Population (30 November 2017)
- • Total: 23,583
- • Density: 4,300/km^{2} (11,100/sq mi)
- Demonym: Muggioresi
- Time zone: UTC+1 (CET)
- • Summer (DST): UTC+2 (CEST)
- Postal code: 20835
- Dialing code: 039
- Website: Official website

= Muggiò =

Muggiò (/it/, /lmo/; Milanese: Mugg) is a city (municipality) in the Province of Monza and Brianza in the Italian region Lombardy, located about 15 km northeast of Milan. It was granted the honorary title of city by a presidential decree on September 27, 1992.

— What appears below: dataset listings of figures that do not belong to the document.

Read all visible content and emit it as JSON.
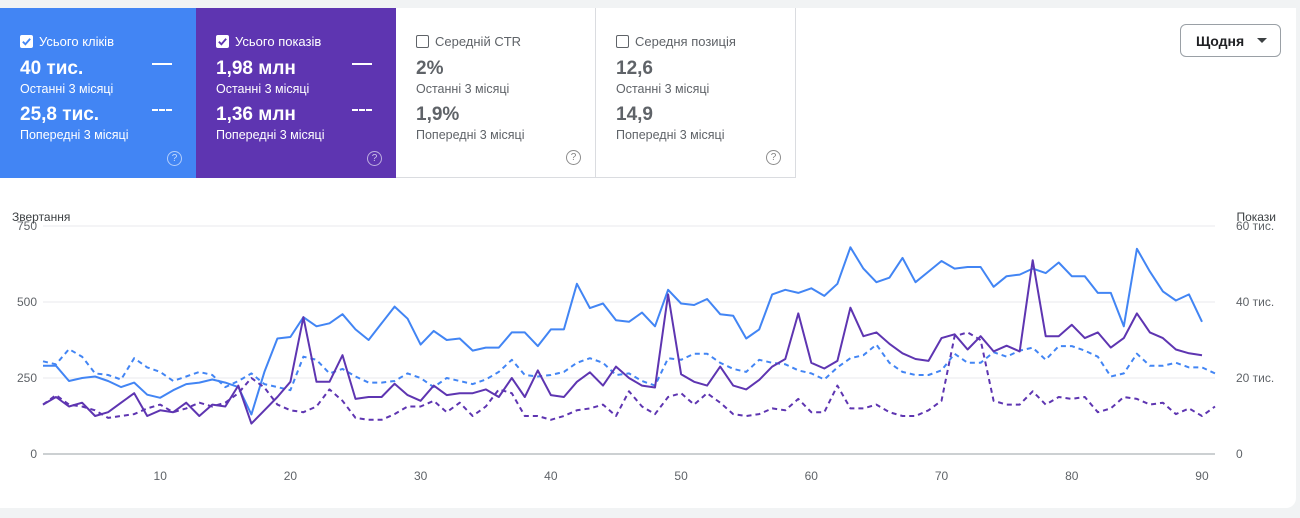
{
  "metrics": {
    "clicks": {
      "label": "Усього кліків",
      "current_value": "40 тис.",
      "current_period": "Останні 3 місяці",
      "previous_value": "25,8 тис.",
      "previous_period": "Попередні 3 місяці",
      "checked": true
    },
    "impressions": {
      "label": "Усього показів",
      "current_value": "1,98 млн",
      "current_period": "Останні 3 місяці",
      "previous_value": "1,36 млн",
      "previous_period": "Попередні 3 місяці",
      "checked": true
    },
    "ctr": {
      "label": "Середній CTR",
      "current_value": "2%",
      "current_period": "Останні 3 місяці",
      "previous_value": "1,9%",
      "previous_period": "Попередні 3 місяці",
      "checked": false
    },
    "position": {
      "label": "Середня позиція",
      "current_value": "12,6",
      "current_period": "Останні 3 місяці",
      "previous_value": "14,9",
      "previous_period": "Попередні 3 місяці",
      "checked": false
    }
  },
  "help_glyph": "?",
  "granularity": {
    "selected": "Щодня"
  },
  "colors": {
    "clicks": "#4285f4",
    "impressions": "#5e35b1",
    "grid": "#e8eaed"
  },
  "chart_data": {
    "type": "line",
    "left_axis_label": "Звертання",
    "right_axis_label": "Покази",
    "y_left": {
      "ticks": [
        0,
        250,
        500,
        750
      ],
      "range": [
        0,
        750
      ]
    },
    "y_right": {
      "ticks": [
        "0",
        "20 тис.",
        "40 тис.",
        "60 тис."
      ],
      "range": [
        0,
        60000
      ]
    },
    "x": {
      "ticks": [
        10,
        20,
        30,
        40,
        50,
        60,
        70,
        80,
        90
      ],
      "range": [
        1,
        91
      ]
    },
    "series": [
      {
        "name": "Усього кліків",
        "axis": "left",
        "dashed": false,
        "color": "#4285f4",
        "values": [
          290,
          290,
          240,
          250,
          255,
          240,
          220,
          235,
          195,
          185,
          210,
          230,
          235,
          245,
          235,
          220,
          130,
          270,
          380,
          385,
          450,
          420,
          430,
          460,
          410,
          375,
          430,
          485,
          445,
          360,
          405,
          375,
          380,
          340,
          350,
          350,
          400,
          400,
          355,
          410,
          410,
          560,
          480,
          495,
          440,
          435,
          465,
          420,
          540,
          495,
          490,
          510,
          460,
          455,
          380,
          410,
          525,
          540,
          530,
          545,
          520,
          560,
          680,
          610,
          565,
          580,
          645,
          565,
          600,
          635,
          610,
          615,
          615,
          550,
          585,
          590,
          610,
          595,
          630,
          585,
          585,
          530,
          530,
          420,
          675,
          600,
          535,
          505,
          525,
          435,
          null
        ]
      },
      {
        "name": "Усього кліків",
        "axis": "left",
        "dashed": true,
        "color": "#4285f4",
        "values": [
          305,
          295,
          345,
          320,
          265,
          260,
          245,
          315,
          285,
          270,
          240,
          255,
          270,
          260,
          220,
          240,
          265,
          230,
          220,
          210,
          320,
          310,
          265,
          280,
          255,
          235,
          235,
          240,
          265,
          250,
          220,
          250,
          240,
          230,
          245,
          270,
          310,
          260,
          255,
          260,
          270,
          300,
          315,
          300,
          260,
          265,
          240,
          225,
          315,
          310,
          330,
          330,
          300,
          280,
          270,
          310,
          300,
          295,
          275,
          265,
          245,
          285,
          315,
          325,
          360,
          300,
          270,
          260,
          260,
          275,
          330,
          300,
          300,
          335,
          320,
          340,
          350,
          310,
          355,
          355,
          340,
          320,
          255,
          265,
          330,
          290,
          290,
          300,
          285,
          285,
          265
        ]
      },
      {
        "name": "Усього показів",
        "axis": "right",
        "dashed": false,
        "color": "#5e35b1",
        "values": [
          13000,
          15000,
          12500,
          13500,
          10000,
          11000,
          13500,
          16000,
          10000,
          11500,
          11000,
          13500,
          10000,
          13000,
          12500,
          18000,
          8000,
          11500,
          15000,
          19000,
          36000,
          19000,
          19000,
          26000,
          14500,
          15000,
          15000,
          18500,
          15500,
          14000,
          18000,
          15500,
          16000,
          16000,
          17000,
          15000,
          20000,
          15000,
          22000,
          15500,
          15000,
          19000,
          21500,
          18000,
          23000,
          20000,
          18000,
          17500,
          42000,
          21000,
          19000,
          18000,
          23000,
          18000,
          17000,
          19500,
          23000,
          25000,
          37000,
          24000,
          22500,
          24500,
          38500,
          31000,
          32000,
          29000,
          26500,
          25000,
          24500,
          30500,
          31500,
          27500,
          31000,
          27000,
          28500,
          27000,
          51000,
          31000,
          31000,
          34000,
          30500,
          32000,
          28000,
          30500,
          37000,
          32000,
          30500,
          27500,
          26500,
          26000,
          null
        ]
      },
      {
        "name": "Усього показів",
        "axis": "right",
        "dashed": true,
        "color": "#5e35b1",
        "values": [
          13000,
          15500,
          13000,
          12500,
          11500,
          9500,
          10000,
          10500,
          12000,
          13000,
          11000,
          12000,
          13500,
          12500,
          13500,
          16000,
          20000,
          17500,
          13000,
          11500,
          11000,
          12500,
          17000,
          14000,
          9500,
          9000,
          9000,
          10500,
          12500,
          12500,
          14000,
          11000,
          13500,
          10000,
          12500,
          17000,
          16000,
          10000,
          10000,
          9000,
          10000,
          11500,
          12000,
          13000,
          10000,
          16500,
          12500,
          10500,
          15000,
          16000,
          13000,
          16000,
          13500,
          10500,
          10000,
          10500,
          12000,
          11500,
          14500,
          11000,
          11000,
          18000,
          12000,
          12000,
          13000,
          11000,
          10000,
          10000,
          11500,
          14000,
          31000,
          32000,
          30000,
          14000,
          13000,
          13000,
          16500,
          13000,
          15000,
          14500,
          15000,
          11000,
          12000,
          15000,
          14500,
          13000,
          13500,
          10500,
          12000,
          10000,
          12500
        ]
      }
    ]
  }
}
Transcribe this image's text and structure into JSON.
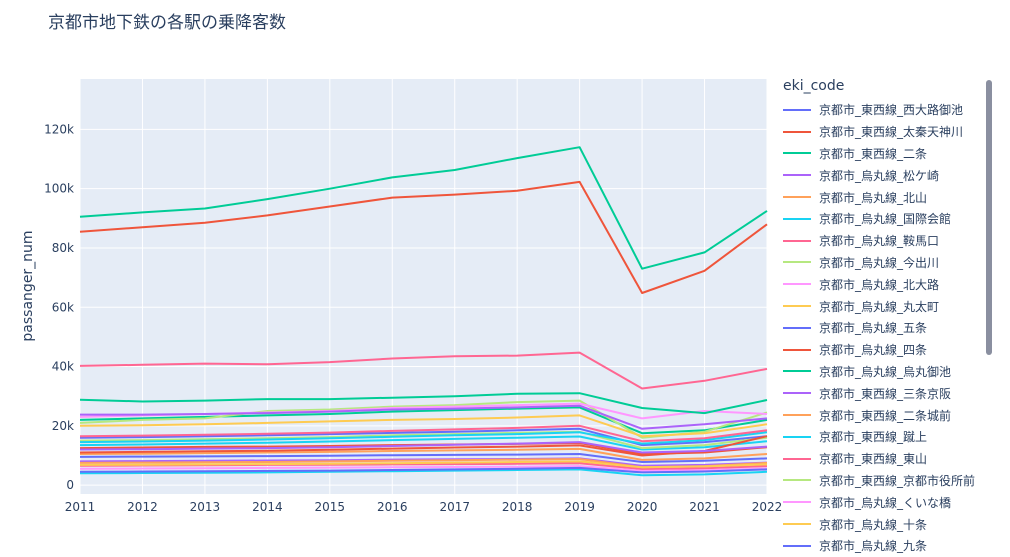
{
  "chart_data": {
    "type": "line",
    "title": "京都市地下鉄の各駅の乗降客数",
    "xlabel": "",
    "ylabel": "passanger_num",
    "x": [
      2011,
      2012,
      2013,
      2014,
      2015,
      2016,
      2017,
      2018,
      2019,
      2020,
      2021,
      2022
    ],
    "xlim": [
      2011,
      2022
    ],
    "ylim": [
      -3000,
      137000
    ],
    "yticks": [
      0,
      20000,
      40000,
      60000,
      80000,
      100000,
      120000
    ],
    "ytick_labels": [
      "0",
      "20k",
      "40k",
      "60k",
      "80k",
      "100k",
      "120k"
    ],
    "legend_title": "eki_code",
    "series": [
      {
        "name": "京都市_東西線_西大路御池",
        "color": "#636efa",
        "values": [
          9500,
          9600,
          9700,
          9800,
          9900,
          10100,
          10200,
          10300,
          10500,
          7800,
          8200,
          9000
        ]
      },
      {
        "name": "京都市_東西線_太秦天神川",
        "color": "#EF553B",
        "values": [
          12500,
          12700,
          12900,
          13000,
          13200,
          13500,
          13700,
          13900,
          14200,
          10500,
          11000,
          12800
        ]
      },
      {
        "name": "京都市_東西線_二条",
        "color": "#00cc96",
        "values": [
          22000,
          22500,
          23000,
          23500,
          24000,
          24800,
          25300,
          25800,
          26200,
          17500,
          18500,
          22000
        ]
      },
      {
        "name": "京都市_烏丸線_松ケ崎",
        "color": "#ab63fa",
        "values": [
          8000,
          8100,
          8200,
          8300,
          8400,
          8600,
          8700,
          8800,
          9000,
          6500,
          6800,
          7600
        ]
      },
      {
        "name": "京都市_烏丸線_北山",
        "color": "#FFA15A",
        "values": [
          10500,
          10600,
          10800,
          11000,
          11200,
          11500,
          11700,
          11900,
          12200,
          8500,
          9000,
          10500
        ]
      },
      {
        "name": "京都市_烏丸線_国際会館",
        "color": "#19d3f3",
        "values": [
          13500,
          13700,
          14000,
          14300,
          14700,
          15200,
          15600,
          16000,
          16400,
          12000,
          12800,
          14800
        ]
      },
      {
        "name": "京都市_烏丸線_鞍馬口",
        "color": "#FF6692",
        "values": [
          6500,
          6600,
          6700,
          6800,
          6900,
          7000,
          7100,
          7200,
          7400,
          5400,
          5700,
          6400
        ]
      },
      {
        "name": "京都市_烏丸線_今出川",
        "color": "#B6E880",
        "values": [
          21000,
          22000,
          22500,
          25000,
          25500,
          26500,
          27000,
          28000,
          28500,
          16000,
          18000,
          24500
        ]
      },
      {
        "name": "京都市_烏丸線_北大路",
        "color": "#FF97FF",
        "values": [
          23000,
          23500,
          24000,
          24500,
          25000,
          26000,
          26500,
          27000,
          27500,
          22500,
          25000,
          24000
        ]
      },
      {
        "name": "京都市_烏丸線_丸太町",
        "color": "#FECB52",
        "values": [
          20000,
          20200,
          20500,
          21000,
          21500,
          22000,
          22300,
          22800,
          23500,
          16500,
          17500,
          20500
        ]
      },
      {
        "name": "京都市_烏丸線_五条",
        "color": "#636efa",
        "values": [
          16000,
          16200,
          16500,
          16800,
          17200,
          17600,
          18000,
          18500,
          19000,
          13500,
          14500,
          16500
        ]
      },
      {
        "name": "京都市_烏丸線_四条",
        "color": "#EF553B",
        "values": [
          85500,
          87000,
          88500,
          91000,
          94000,
          97000,
          98000,
          99300,
          102300,
          64800,
          72300,
          88000
        ]
      },
      {
        "name": "京都市_烏丸線_烏丸御池",
        "color": "#00cc96",
        "values": [
          90500,
          92000,
          93300,
          96500,
          100000,
          103800,
          106300,
          110300,
          114000,
          73000,
          78500,
          92500
        ]
      },
      {
        "name": "京都市_東西線_三条京阪",
        "color": "#ab63fa",
        "values": [
          23800,
          23800,
          24000,
          24300,
          24800,
          25500,
          25800,
          26200,
          26800,
          19000,
          20500,
          22500
        ]
      },
      {
        "name": "京都市_東西線_二条城前",
        "color": "#FFA15A",
        "values": [
          7500,
          7600,
          7700,
          7800,
          8000,
          8200,
          8400,
          8600,
          8800,
          6000,
          6400,
          7500
        ]
      },
      {
        "name": "京都市_東西線_蹴上",
        "color": "#19d3f3",
        "values": [
          4000,
          4100,
          4200,
          4300,
          4500,
          4700,
          4900,
          5100,
          5300,
          3300,
          3600,
          4500
        ]
      },
      {
        "name": "京都市_東西線_東山",
        "color": "#FF6692",
        "values": [
          40200,
          40600,
          41000,
          40800,
          41500,
          42700,
          43500,
          43700,
          44700,
          32600,
          35200,
          39200
        ]
      },
      {
        "name": "京都市_東西線_京都市役所前",
        "color": "#B6E880",
        "values": [
          15000,
          15200,
          15500,
          15800,
          16200,
          16800,
          17200,
          17600,
          18000,
          12500,
          13500,
          16000
        ]
      },
      {
        "name": "京都市_烏丸線_くいな橋",
        "color": "#FF97FF",
        "values": [
          5500,
          5600,
          5700,
          5800,
          5900,
          6000,
          6100,
          6200,
          6400,
          4800,
          5000,
          5600
        ]
      },
      {
        "name": "京都市_烏丸線_十条",
        "color": "#FECB52",
        "values": [
          6800,
          6900,
          7000,
          7100,
          7200,
          7400,
          7600,
          7800,
          8000,
          6000,
          6300,
          7000
        ]
      },
      {
        "name": "京都市_烏丸線_九条",
        "color": "#636efa",
        "values": [
          4500,
          4600,
          4700,
          4800,
          4900,
          5100,
          5300,
          5500,
          5800,
          4300,
          4600,
          5300
        ]
      },
      {
        "name": "",
        "color": "#EF553B",
        "values": [
          11000,
          11200,
          11400,
          11600,
          11900,
          12300,
          12700,
          13000,
          13400,
          10000,
          11500,
          16500
        ]
      },
      {
        "name": "",
        "color": "#00cc96",
        "values": [
          28800,
          28200,
          28500,
          29000,
          29000,
          29500,
          30000,
          30800,
          31000,
          26000,
          24300,
          28700
        ]
      },
      {
        "name": "",
        "color": "#ab63fa",
        "values": [
          12000,
          12100,
          12300,
          12500,
          12800,
          13200,
          13600,
          14000,
          14500,
          11000,
          11500,
          13000
        ]
      },
      {
        "name": "",
        "color": "#19d3f3",
        "values": [
          14500,
          14700,
          15000,
          15400,
          15800,
          16300,
          16800,
          17200,
          17800,
          14000,
          15200,
          17800
        ]
      },
      {
        "name": "",
        "color": "#FF6692",
        "values": [
          16500,
          16700,
          17000,
          17300,
          17700,
          18300,
          18800,
          19300,
          20000,
          14800,
          15800,
          18500
        ]
      }
    ]
  }
}
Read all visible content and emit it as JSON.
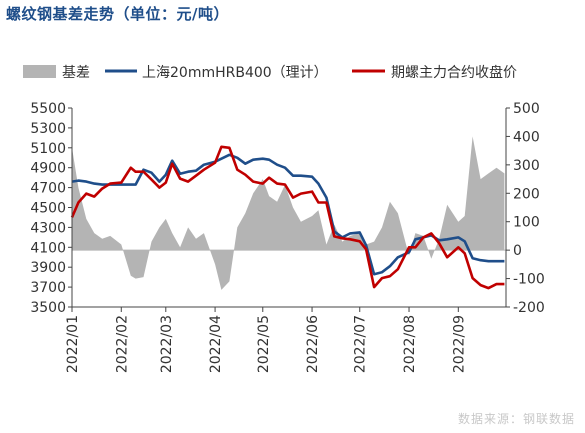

Muggiò borders the following municipalities: Lissone, Desio, Monza, Nova Milanese, and Cinisello Balsamo.

==History==
===Name===
It is believed that the original name of the city of Muggiò might derive from the Latin adjective "metulatus", from "metula", in turn a diminutive of the Latin word "meta", meaning height or mound, indicating its undulating conformation. The city's diverse etymology, acquired over the centuries, is evident in ancient writings. Ameglao is the first inhabited place to emerge where Muggiò stands today.

==Main sights==

===Villa Casati Stampa di Soncino===

Villa Casati Stampa, now the town hall of Muggiò, is a neoclassical building designed in 1798 by the Austrian architect Leopold Pollack. The residence was built on a pre-existing 16th-century structure. The villa was surrounded by a park of more than twenty thousand square metres of surface (nearly five acres), designed as an English garden. Today, the park has been transformed into a sports ground.

===Mausoleum of Casati Stampa di Soncino===

The Mausoleum of Casati Stampa Soncino is a commemorative monument in the urban cemetery of Muggiò, built in 1830.

==Sport==
The Muggiò football club is Fucina Muggiò, which plays in Eccellenza

==Transport==
Muggiò is served by Lissone-Muggiò railway station.